Tudo bem que foi com a máquina de Hollywood, depois da Universal investir pesado em seus monstros na década de 30, que o gênero se popularizou, ganhou força e alcançou o mundo, mas o horror europeu sempre nos brindou com alguns dos mais importantes e legendários filmes de terror e seus magistrais diretores (tão aí Hitchcock, Polanski, Bava, Argento, Fulci e Soavi que não me deixam mentir) assim como ciclos e subgêneros que estão profundamente enraizados dentro da própria cultura popular.
E olha que no terror europeu é tipo a Lei de Gil: vale tudo! Do cinema mudo ao cult, o tal filme de arte, passando pelo requinte gótico, pela ultraviolência, o banho de sangue sem pudor, sexualidade à flor da pele e com direito até a umas picaretices e trasheiras italianas de doer no estômago.
Pois bem, naquele serviço de utilidade pública que a gente ama de paixão fazer por aqui, elencamos alguns desses movimentos cinematográficos vindos da OROPA, assim como os filmes que você PRECISA assistir para aquela sua próxima conversa cinéfila de mesa de bar.
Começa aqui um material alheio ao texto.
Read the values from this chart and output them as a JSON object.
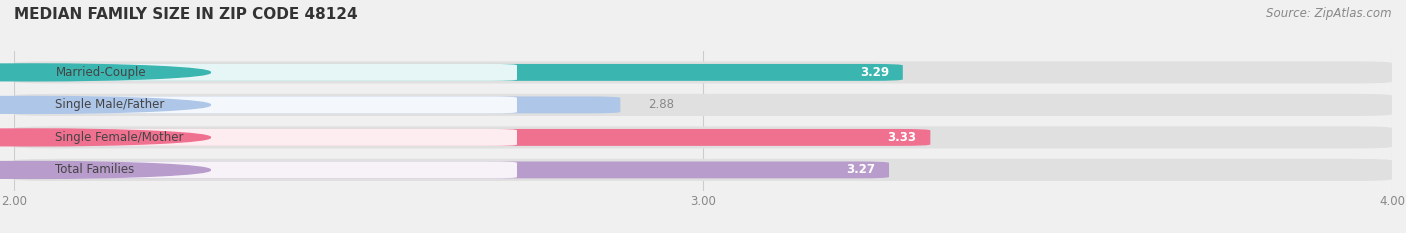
{
  "title": "MEDIAN FAMILY SIZE IN ZIP CODE 48124",
  "source": "Source: ZipAtlas.com",
  "categories": [
    "Married-Couple",
    "Single Male/Father",
    "Single Female/Mother",
    "Total Families"
  ],
  "values": [
    3.29,
    2.88,
    3.33,
    3.27
  ],
  "bar_colors": [
    "#3ab5b0",
    "#aec6e8",
    "#f07090",
    "#b89ccc"
  ],
  "track_color": "#e8e8e8",
  "xlim": [
    2.0,
    4.0
  ],
  "xticks": [
    2.0,
    3.0,
    4.0
  ],
  "xtick_labels": [
    "2.00",
    "3.00",
    "4.00"
  ],
  "label_color": "#444444",
  "title_fontsize": 11,
  "label_fontsize": 8.5,
  "value_fontsize": 8.5,
  "source_fontsize": 8.5,
  "background_color": "#f0f0f0"
}
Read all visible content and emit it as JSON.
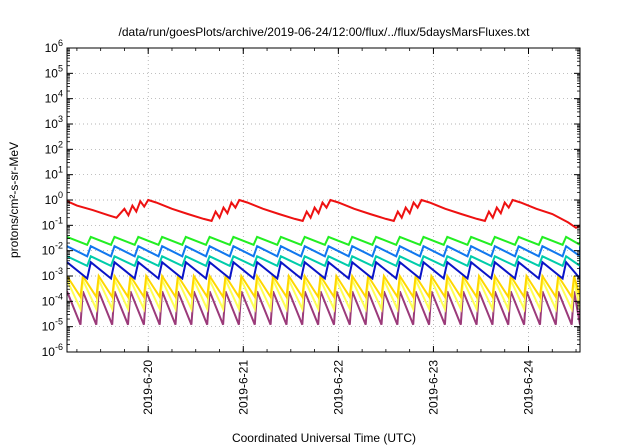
{
  "chart_data": {
    "type": "line",
    "title": "/data/run/goesPlots/archive/2019-06-24/12:00/flux/../flux/5daysMarsFluxes.txt",
    "xlabel": "Coordinated Universal Time (UTC)",
    "ylabel": "protons/cm²-s-sr-MeV",
    "y_scale": "log",
    "ylim": [
      1e-06,
      1000000.0
    ],
    "xlim": [
      "2019-06-19 03:30",
      "2019-06-24 13:00"
    ],
    "grid": true,
    "x_tick_labels": [
      "2019-6-20",
      "2019-6-21",
      "2019-6-22",
      "2019-6-23",
      "2019-6-24"
    ],
    "x_tick_dates": [
      "2019-06-20 00:00",
      "2019-06-21 00:00",
      "2019-06-22 00:00",
      "2019-06-23 00:00",
      "2019-06-24 00:00"
    ],
    "y_ticks": [
      1e-06,
      1e-05,
      0.0001,
      0.001,
      0.01,
      0.1,
      1.0,
      10.0,
      100.0,
      1000.0,
      10000.0,
      100000.0,
      1000000.0
    ],
    "y_tick_base": "10",
    "y_tick_exponents": [
      "-6",
      "-5",
      "-4",
      "-3",
      "-2",
      "-1",
      "0",
      "1",
      "2",
      "3",
      "4",
      "5",
      "6"
    ],
    "series": [
      {
        "color": "#ee1111",
        "points": [
          [
            "2019-06-19 03:30",
            0.9
          ],
          [
            "2019-06-19 06:00",
            0.6
          ],
          [
            "2019-06-19 10:00",
            0.4
          ],
          [
            "2019-06-19 14:00",
            0.25
          ],
          [
            "2019-06-19 16:00",
            0.2
          ],
          [
            "2019-06-19 18:00",
            0.45
          ],
          [
            "2019-06-19 19:00",
            0.25
          ],
          [
            "2019-06-19 20:00",
            0.6
          ],
          [
            "2019-06-19 21:00",
            0.35
          ],
          [
            "2019-06-19 22:00",
            0.9
          ],
          [
            "2019-06-19 23:00",
            0.55
          ],
          [
            "2019-06-20 00:00",
            1.0
          ],
          [
            "2019-06-20 02:00",
            0.8
          ],
          [
            "2019-06-20 06:00",
            0.45
          ],
          [
            "2019-06-20 10:00",
            0.28
          ],
          [
            "2019-06-20 14:00",
            0.18
          ],
          [
            "2019-06-20 16:00",
            0.15
          ],
          [
            "2019-06-20 17:00",
            0.35
          ],
          [
            "2019-06-20 18:00",
            0.2
          ],
          [
            "2019-06-20 19:00",
            0.5
          ],
          [
            "2019-06-20 20:00",
            0.3
          ],
          [
            "2019-06-20 21:00",
            0.8
          ],
          [
            "2019-06-20 22:00",
            0.5
          ],
          [
            "2019-06-20 23:00",
            1.0
          ],
          [
            "2019-06-21 01:00",
            0.8
          ],
          [
            "2019-06-21 05:00",
            0.45
          ],
          [
            "2019-06-21 09:00",
            0.28
          ],
          [
            "2019-06-21 13:00",
            0.18
          ],
          [
            "2019-06-21 15:00",
            0.15
          ],
          [
            "2019-06-21 16:00",
            0.35
          ],
          [
            "2019-06-21 17:00",
            0.2
          ],
          [
            "2019-06-21 18:00",
            0.5
          ],
          [
            "2019-06-21 19:00",
            0.3
          ],
          [
            "2019-06-21 20:00",
            0.8
          ],
          [
            "2019-06-21 21:00",
            0.5
          ],
          [
            "2019-06-21 22:00",
            1.0
          ],
          [
            "2019-06-22 00:00",
            0.8
          ],
          [
            "2019-06-22 04:00",
            0.45
          ],
          [
            "2019-06-22 08:00",
            0.28
          ],
          [
            "2019-06-22 12:00",
            0.18
          ],
          [
            "2019-06-22 14:00",
            0.15
          ],
          [
            "2019-06-22 15:00",
            0.35
          ],
          [
            "2019-06-22 16:00",
            0.2
          ],
          [
            "2019-06-22 17:00",
            0.5
          ],
          [
            "2019-06-22 18:00",
            0.3
          ],
          [
            "2019-06-22 19:00",
            0.8
          ],
          [
            "2019-06-22 20:00",
            0.5
          ],
          [
            "2019-06-22 21:00",
            1.0
          ],
          [
            "2019-06-22 23:00",
            0.8
          ],
          [
            "2019-06-23 03:00",
            0.45
          ],
          [
            "2019-06-23 07:00",
            0.28
          ],
          [
            "2019-06-23 11:00",
            0.18
          ],
          [
            "2019-06-23 13:00",
            0.15
          ],
          [
            "2019-06-23 14:00",
            0.35
          ],
          [
            "2019-06-23 15:00",
            0.2
          ],
          [
            "2019-06-23 16:00",
            0.5
          ],
          [
            "2019-06-23 17:00",
            0.3
          ],
          [
            "2019-06-23 18:00",
            0.8
          ],
          [
            "2019-06-23 19:00",
            0.5
          ],
          [
            "2019-06-23 20:00",
            1.0
          ],
          [
            "2019-06-23 22:00",
            0.8
          ],
          [
            "2019-06-24 02:00",
            0.45
          ],
          [
            "2019-06-24 06:00",
            0.28
          ],
          [
            "2019-06-24 10:00",
            0.13
          ],
          [
            "2019-06-24 12:00",
            0.08
          ],
          [
            "2019-06-24 13:00",
            0.1
          ]
        ]
      },
      {
        "color": "#22ee22",
        "period_hours": 6,
        "high": 0.035,
        "low": 0.017
      },
      {
        "color": "#1177ee",
        "period_hours": 6,
        "high": 0.015,
        "low": 0.006
      },
      {
        "color": "#00ccaa",
        "period_hours": 6,
        "high": 0.006,
        "low": 0.0025
      },
      {
        "color": "#0a14c8",
        "period_hours": 6,
        "high": 0.0035,
        "low": 0.0008
      },
      {
        "color": "#ffd700",
        "period_hours": 4,
        "high": 0.001,
        "low": 0.00015
      },
      {
        "color": "#ffff55",
        "period_hours": 4,
        "high": 0.0007,
        "low": 5e-05
      },
      {
        "color": "#9b3a7a",
        "period_hours": 4,
        "high": 0.00025,
        "low": 1.2e-05
      }
    ]
  }
}
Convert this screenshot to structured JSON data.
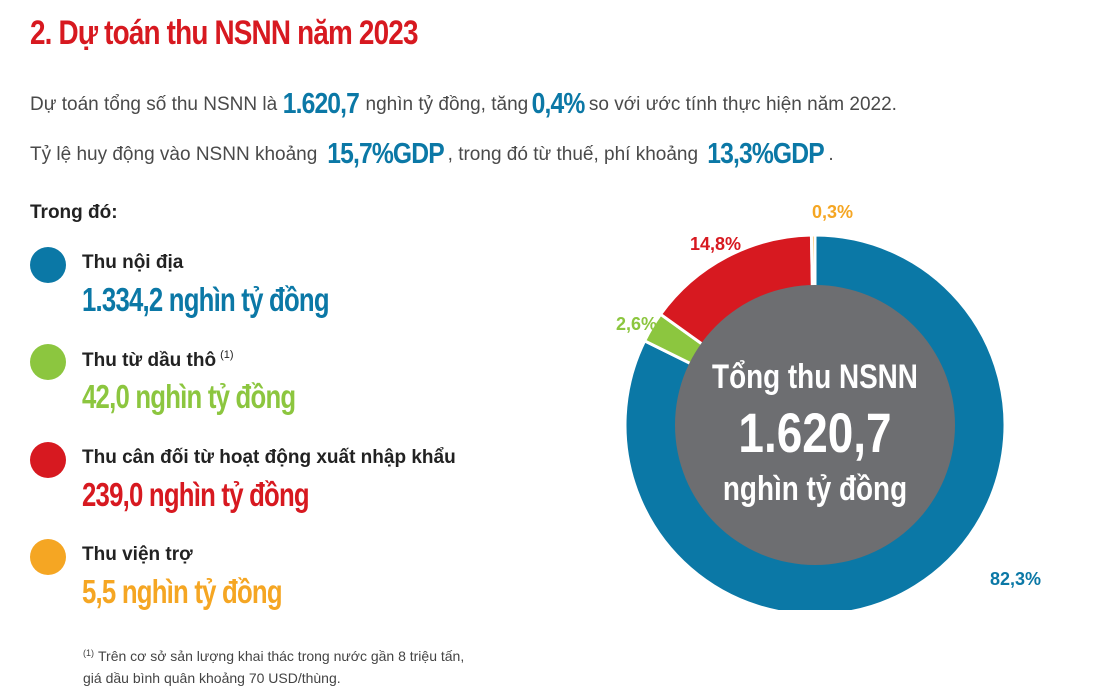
{
  "title": "2. Dự toán thu NSNN năm 2023",
  "intro": {
    "line1_a": "Dự toán tổng số thu NSNN là ",
    "line1_v1": "1.620,7",
    "line1_b": " nghìn tỷ đồng, tăng ",
    "line1_v2": "0,4%",
    "line1_c": " so với ước tính thực hiện năm 2022.",
    "line2_a": "Tỷ lệ huy động vào NSNN khoảng ",
    "line2_v1": "15,7%GDP",
    "line2_b": ", trong đó từ thuế, phí khoảng ",
    "line2_v2": "13,3%GDP",
    "line2_c": "."
  },
  "legend_heading": "Trong đó:",
  "legend": [
    {
      "label": "Thu nội địa",
      "value": "1.334,2 nghìn tỷ đồng",
      "color": "#0b78a6"
    },
    {
      "label": "Thu từ dầu thô",
      "sup": "(1)",
      "value": "42,0 nghìn tỷ đồng",
      "color": "#8cc63f"
    },
    {
      "label": "Thu cân đối từ hoạt động xuất nhập khẩu",
      "value": "239,0 nghìn tỷ đồng",
      "color": "#d71920"
    },
    {
      "label": "Thu viện trợ",
      "value": "5,5 nghìn tỷ đồng",
      "color": "#f5a623"
    }
  ],
  "footnote": {
    "mark": "(1)",
    "line1": "Trên cơ sở sản lượng khai thác trong nước gần 8 triệu tấn,",
    "line2": "giá dầu bình quân khoảng 70 USD/thùng."
  },
  "chart_data": {
    "type": "pie",
    "categories": [
      "Thu nội địa",
      "Thu từ dầu thô",
      "Thu cân đối từ hoạt động xuất nhập khẩu",
      "Thu viện trợ"
    ],
    "values": [
      82.3,
      2.6,
      14.8,
      0.3
    ],
    "labels": [
      "82,3%",
      "2,6%",
      "14,8%",
      "0,3%"
    ],
    "colors": [
      "#0b78a6",
      "#8cc63f",
      "#d71920",
      "#f5a623"
    ],
    "center": {
      "line1": "Tổng thu NSNN",
      "line2": "1.620,7",
      "line3": "nghìn tỷ đồng"
    },
    "center_color": "#6d6e71"
  }
}
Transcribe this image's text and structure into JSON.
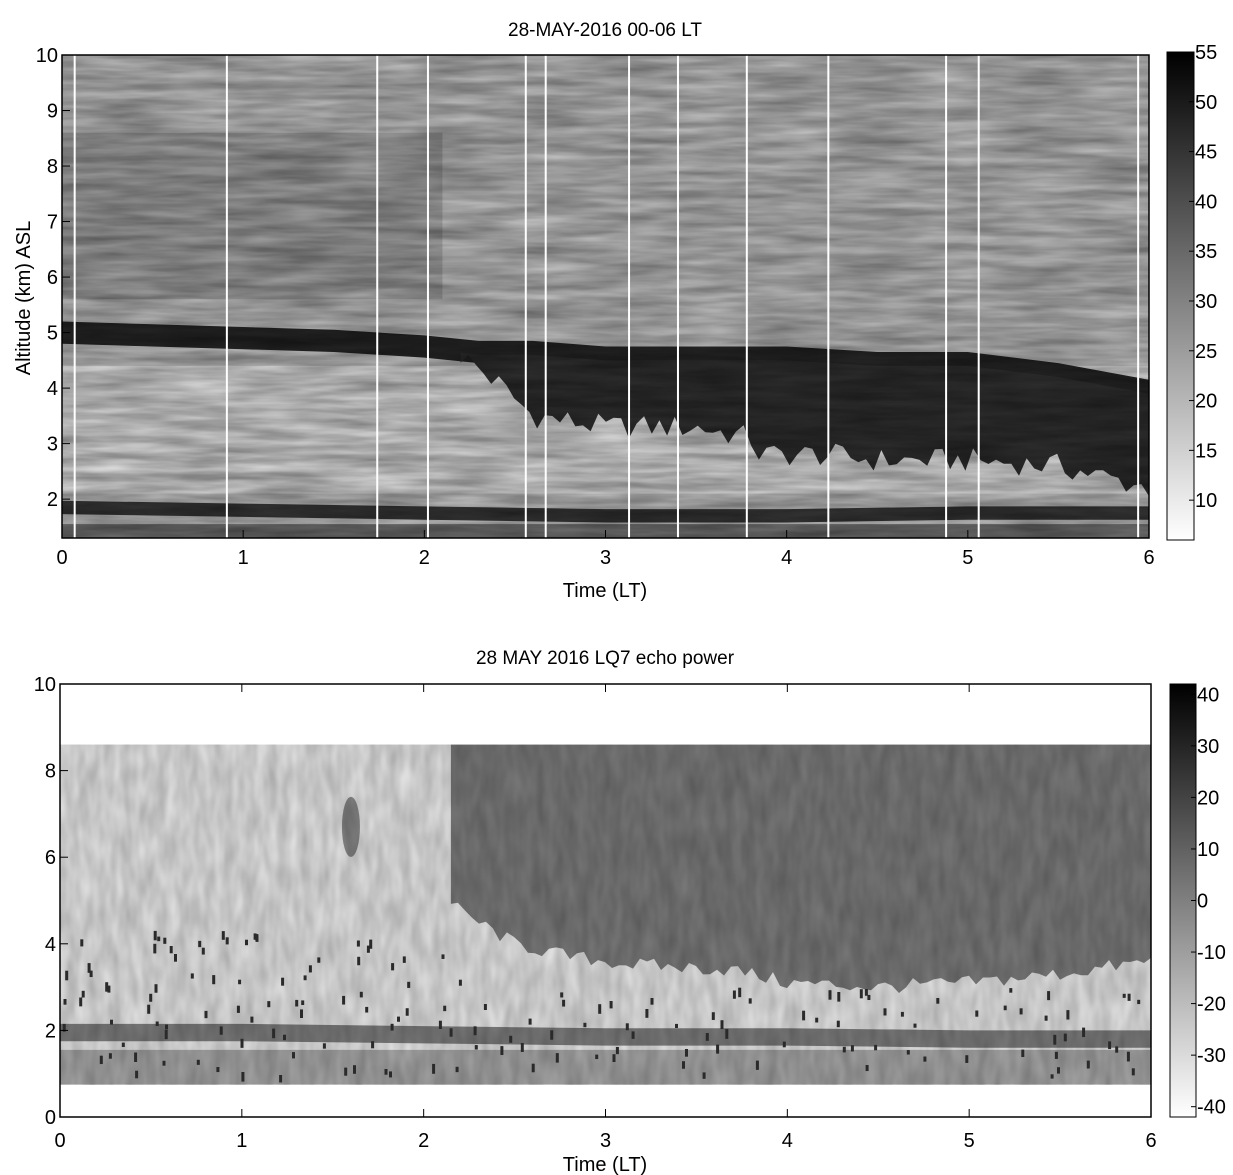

Segundo escreveu Pedro Monteiro, autor de O expressionismo recriando conceitos e valores, o expressionismo nascido na Alemanha no final do século XIX é maior que a ideia de um movimento de arte e, antes de tudo, uma negação ao mundo burguês. “Seu surgimento contribuiu para refletir posições contrárias ao racionalismo moderno e ao trabalho mecânico, através de obras que combatiam a razão com a fantasia. (...) Os artistas alemães do início do século fizeram a arte ultrapassar os limites da realidade, tornando-se expressão pura da subjetividade psicológica e emocional”. Foi exatamente esse escapismo, refletindo o espírito sócio-político e cultural do entre guerras, misturado com o aprimoramento de técnicas cinematográficas (distorção de cenários e personagens, uso da maquiagem, recursos de fotografia e jogo de luz e sombra), que permitiu a gênese do cinema de terror, tendo em O Gabinete do Dr. Caligari, de Robert Wiene, lançado em 1920, aquela que é considerada a pedra angular dos filmes de terror.
Qual é o filme?
Nosferatu – Uma Sinfonia do Horror (1922)
Por que assistir?
Porque, até hoje, é a adaptação definitiva de Drácula de Bram Stoker (lide com isso, Coppola). O VISIONÁRIO DIRETOR Friedrich Wilhelm Murnau queria levar o livro do irlandês para as telas, mas não possuía os direitos autorais; por isso, alterou o nome dos personagens (Drácula virou o Conde Orlock, criatura repulsiva interpretada de forma magistral por Max Schreck) e locações, nos brindando com uma aula de como fazer cinema e um dos filmes mais aterrorizantes – e influentes – já feitos. Mesmo assim, os herdeiros do escritor processaram a produção e a Justiça ordenou a destruição das cópias. A sorte é que muitas já haviam sido distribuídas e puderam ver a, hã, luz do sol, após a morte da viúva Stoker. Já pensou o risco que corremos de perder em definitivo uma das maiores obras primas do expressionismo e da sétima arte?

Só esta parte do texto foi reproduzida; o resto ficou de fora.